Here’s a still taken right before the shoot. On the right that’s Kim Werker, host of the segment and editor of Interweave Crochet at the time, looking so poised and prepared. The other one is me, like a rabbit gone “tharn” or a deer in the headlights. Please, please, please tell me I didn’t look so completely petrified throughout the entire thing. 

The yellow top next to me is the design we featured during the segment, the Bell Sleeve Pullover taken from the now legendary Tahki Crochet 2006 book. When I was working on that garment in 2005, I was not yet sensitive to the need for extra pattern sizing nor was I skilled enough to provide it. Thanks to KDTV and segment sponsor Tahki Stacy Charles I was given a rare gift; the chance to go back, revisit the design and make up for such a shameful omission.

The revised pattern with re-proportioned sizing to fit up to 3XL (55″ finished bust circumference) is now available as a free download from Knitting Daily TV. You will need to sign up before you can click through.

BTW, here’s a link to the TNNA application form for Affiliate membership, the category which includes designers, teachers and publishers

>All Shawl Stitch Diagrams

>Every time I look at a stitch diagram of one of my designs I feel as though I am seeing the pattern, really seeing it, for the first time. There is such a sense of clarity and satisfaction I get from these little bunches of symbols that’s hard to describe. These, done by Karen Manthey for the All Shawl, are a joy to behold.

My mother knew about these things all along. She learned to crochet as a girl growing up in Japan, where the symbol language was developed. The vintage pattern books she showed me when I was starting to crochet were written in Japanese. She did not read English. But we both could understand and follow every diagram, stitch by stitch, letting our hands create the patterns our eyes saw, needing no translation.

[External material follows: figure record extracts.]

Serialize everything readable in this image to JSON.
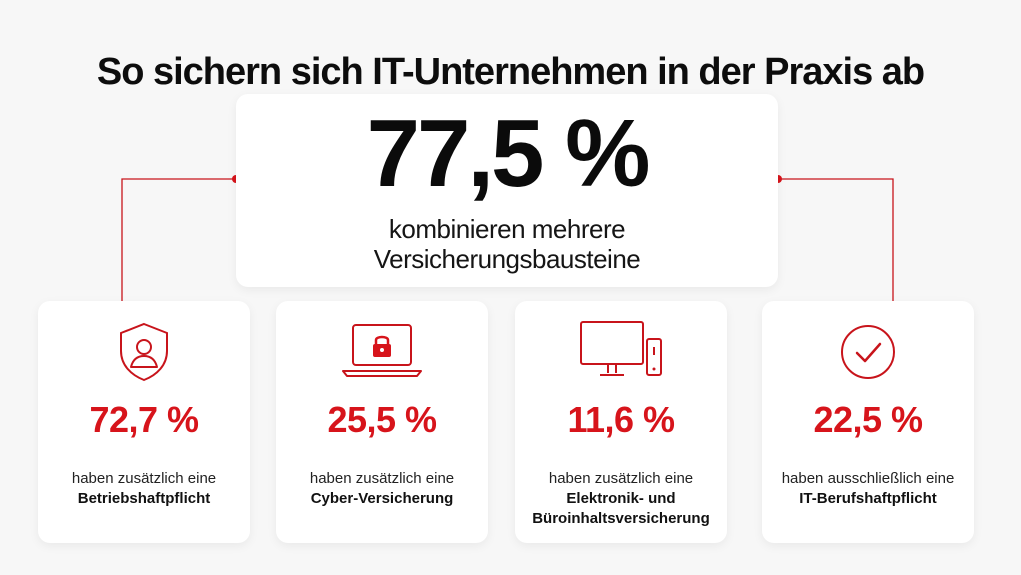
{
  "title": "So sichern sich IT-Unternehmen in der Praxis ab",
  "hero": {
    "value": "77,5 %",
    "line1": "kombinieren mehrere",
    "line2": "Versicherungsbausteine"
  },
  "cards": [
    {
      "icon": "shield-user-icon",
      "value": "72,7 %",
      "line1": "haben zusätzlich eine",
      "line2": "Betriebshaftpflicht",
      "line3": ""
    },
    {
      "icon": "laptop-lock-icon",
      "value": "25,5 %",
      "line1": "haben zusätzlich eine",
      "line2": "Cyber-Versicherung",
      "line3": ""
    },
    {
      "icon": "monitor-phone-icon",
      "value": "11,6 %",
      "line1": "haben zusätzlich eine",
      "line2": "Elektronik- und",
      "line3": "Büroinhaltsversicherung"
    },
    {
      "icon": "check-circle-icon",
      "value": "22,5 %",
      "line1": "haben ausschließlich eine",
      "line2": "IT-Berufshaftpflicht",
      "line3": ""
    }
  ],
  "colors": {
    "accent": "#d7141b",
    "text": "#111111",
    "background": "#f7f7f7",
    "card": "#ffffff"
  }
}
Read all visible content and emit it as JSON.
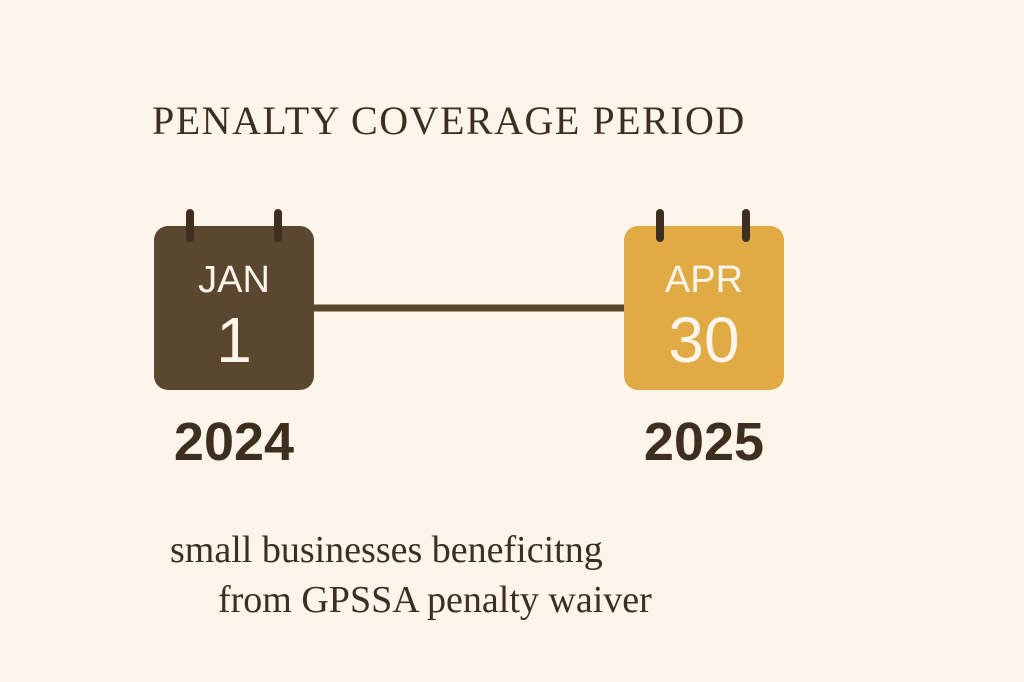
{
  "title": "PENALTY COVERAGE PERIOD",
  "start": {
    "month": "JAN",
    "day": "1",
    "year": "2024"
  },
  "end": {
    "month": "APR",
    "day": "30",
    "year": "2025"
  },
  "caption": {
    "lines": [
      "small businesses beneficitng",
      "from GPSSA penalty waiver"
    ]
  }
}
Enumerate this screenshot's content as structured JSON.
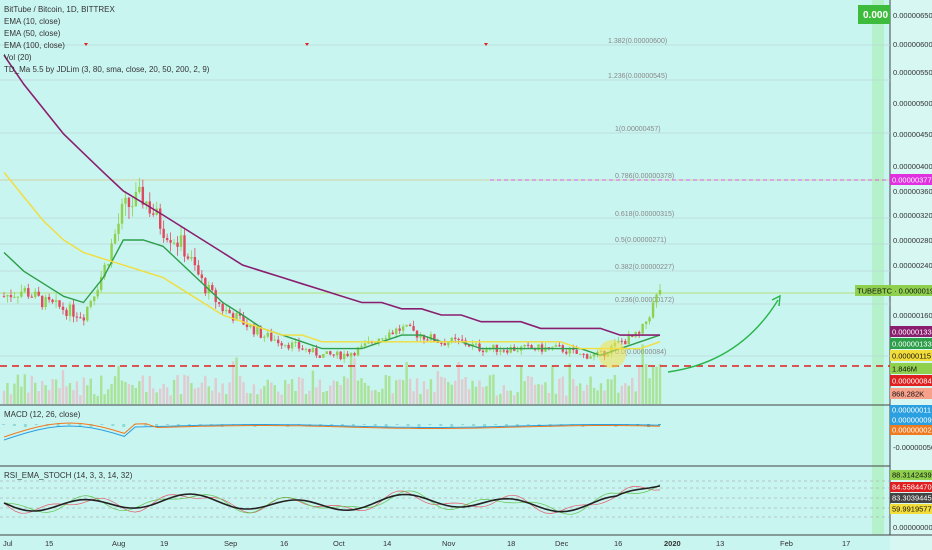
{
  "header": {
    "symbol_line": "BitTube / Bitcoin, 1D, BITTREX",
    "indicators": [
      "EMA (10, close)",
      "EMA (50, close)",
      "EMA (100, close)",
      "Vol (20)",
      "TD_Ma 5.5 by JDLim (3, 80, sma, close, 20, 50, 200, 2, 9)"
    ],
    "top_badge": "0.000"
  },
  "colors": {
    "background": "#c9f5f1",
    "up": "#8fd14f",
    "down": "#e0485e",
    "ema10": "#2e9e4a",
    "ema50": "#f2dd3a",
    "ema100": "#8a1f6f",
    "support_line": "#e02020",
    "fib_line": "#e05bd0",
    "arrow": "#29b54a"
  },
  "price_axis": {
    "ticks": [
      "0.00000650",
      "0.00000600",
      "0.00000550",
      "0.00000500",
      "0.00000450",
      "0.00000400",
      "0.00000360",
      "0.00000320",
      "0.00000280",
      "0.00000240",
      "0.00000160"
    ],
    "tags": [
      {
        "text": "0.00000377",
        "bg": "#e030e0",
        "fg": "#ffffff"
      },
      {
        "text": "TUBEBTC · 0.00000198",
        "bg": "#8fd14f",
        "fg": "#111111"
      },
      {
        "text": "0.00000133",
        "bg": "#8a1f6f",
        "fg": "#ffffff"
      },
      {
        "text": "0.00000133",
        "bg": "#2e9e4a",
        "fg": "#ffffff"
      },
      {
        "text": "0.00000115",
        "bg": "#f2dd3a",
        "fg": "#111111"
      },
      {
        "text": "1.846M",
        "bg": "#8fd14f",
        "fg": "#111111"
      },
      {
        "text": "0.00000084",
        "bg": "#e02020",
        "fg": "#ffffff"
      },
      {
        "text": "868.282K",
        "bg": "#f7a08a",
        "fg": "#111111"
      }
    ]
  },
  "fib_labels": [
    "1.382(0.00000600)",
    "1.236(0.00000545)",
    "1(0.00000457)",
    "0.786(0.00000378)",
    "0.618(0.00000315)",
    "0.5(0.00000271)",
    "0.382(0.00000227)",
    "0.236(0.00000172)",
    "0.0(0.00000084)"
  ],
  "time_axis": [
    "Jul",
    "15",
    "Aug",
    "19",
    "Sep",
    "16",
    "Oct",
    "14",
    "Nov",
    "18",
    "Dec",
    "16",
    "2020",
    "13",
    "Feb",
    "17"
  ],
  "macd": {
    "label": "MACD (12, 26, close)",
    "ticks": [
      "-0.00000050"
    ],
    "tags": [
      {
        "text": "0.00000011",
        "bg": "#2aa0e0",
        "fg": "#ffffff"
      },
      {
        "text": "0.00000009",
        "bg": "#2aa0e0",
        "fg": "#ffffff"
      },
      {
        "text": "0.00000002",
        "bg": "#f07a20",
        "fg": "#ffffff"
      }
    ]
  },
  "rsi": {
    "label": "RSI_EMA_STOCH (14, 3, 3, 14, 32)",
    "ticks": [
      "0.00000000"
    ],
    "tags": [
      {
        "text": "88.31424392",
        "bg": "#8fd14f",
        "fg": "#111111"
      },
      {
        "text": "84.55844701",
        "bg": "#e02020",
        "fg": "#ffffff"
      },
      {
        "text": "83.30394455",
        "bg": "#444444",
        "fg": "#ffffff"
      },
      {
        "text": "59.99195777",
        "bg": "#f2dd3a",
        "fg": "#111111"
      }
    ]
  },
  "chart_data": {
    "type": "line",
    "title": "BitTube / Bitcoin, 1D, BITTREX",
    "symbol": "TUBEBTC",
    "last_price": 1.98e-06,
    "support": 8.4e-07,
    "fib_target": 3.77e-06,
    "x_range": [
      "Jul",
      "Feb 17"
    ],
    "ylim": [
      6e-07,
      6.6e-06
    ],
    "close": [
      1.9e-06,
      2e-06,
      1.8e-06,
      1.7e-06,
      1.6e-06,
      2.3e-06,
      3.3e-06,
      3.5e-06,
      3e-06,
      2.7e-06,
      2.1e-06,
      1.7e-06,
      1.5e-06,
      1.3e-06,
      1.2e-06,
      1.1e-06,
      1e-06,
      1e-06,
      1.1e-06,
      1.3e-06,
      1.4e-06,
      1.3e-06,
      1.2e-06,
      1.2e-06,
      1.1e-06,
      1.1e-06,
      1.1e-06,
      1.1e-06,
      1.1e-06,
      1e-06,
      1e-06,
      1.2e-06,
      1.3e-06,
      2e-06
    ],
    "series": [
      {
        "name": "EMA (10, close)",
        "values": [
          2.6e-06,
          2.3e-06,
          2.1e-06,
          1.9e-06,
          1.8e-06,
          2.2e-06,
          2.8e-06,
          2.8e-06,
          2.7e-06,
          2.4e-06,
          2.1e-06,
          1.8e-06,
          1.6e-06,
          1.4e-06,
          1.3e-06,
          1.2e-06,
          1.1e-06,
          1.1e-06,
          1.1e-06,
          1.2e-06,
          1.3e-06,
          1.3e-06,
          1.2e-06,
          1.2e-06,
          1.1e-06,
          1.1e-06,
          1.1e-06,
          1.1e-06,
          1.1e-06,
          1.1e-06,
          1e-06,
          1.1e-06,
          1.2e-06,
          1.3e-06
        ]
      },
      {
        "name": "EMA (50, close)",
        "values": [
          3.9e-06,
          3.5e-06,
          3.1e-06,
          2.8e-06,
          2.6e-06,
          2.5e-06,
          2.4e-06,
          2.3e-06,
          2.2e-06,
          2e-06,
          1.8e-06,
          1.6e-06,
          1.5e-06,
          1.4e-06,
          1.3e-06,
          1.3e-06,
          1.2e-06,
          1.2e-06,
          1.2e-06,
          1.2e-06,
          1.2e-06,
          1.2e-06,
          1.2e-06,
          1.2e-06,
          1.2e-06,
          1.2e-06,
          1.2e-06,
          1.2e-06,
          1.2e-06,
          1.1e-06,
          1.1e-06,
          1.1e-06,
          1.1e-06,
          1.2e-06
        ]
      },
      {
        "name": "EMA (100, close)",
        "values": [
          5.8e-06,
          5.3e-06,
          4.9e-06,
          4.5e-06,
          4.2e-06,
          3.9e-06,
          3.6e-06,
          3.4e-06,
          3.2e-06,
          3e-06,
          2.8e-06,
          2.6e-06,
          2.4e-06,
          2.3e-06,
          2.2e-06,
          2.1e-06,
          2e-06,
          1.9e-06,
          1.8e-06,
          1.8e-06,
          1.7e-06,
          1.7e-06,
          1.6e-06,
          1.6e-06,
          1.5e-06,
          1.5e-06,
          1.5e-06,
          1.4e-06,
          1.4e-06,
          1.4e-06,
          1.4e-06,
          1.3e-06,
          1.3e-06,
          1.3e-06
        ]
      }
    ]
  }
}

But more than making it possible for crocheters to transcend language barriers and share stitches, symbol diagrams are an enormous boon to those of us who learn visually. If my early stitch dictionaries had offered only written instructions I might never have been so attracted to and obsessed by lace patterns. Fortunately for me I stumbled upon the original Harmony Guides volumes 6 and 7, which are chock full of symbols and now an indispensible part of my crochet life. There is now a new set of Harmony Guides from Interweave Press, updated and user friendly, ready for the next generation. They’re on my Christmas list but I don’t hold out much hope that Santa will be bringing them. After all, I never did get that pony.

Oh, if you have already downloaded the free All Shawl pattern, but want the latest edition that includes Karen’s lovely stitch diagrams, please click that link again to get the All Shawl edit 2.pdf. It’s worth the effort.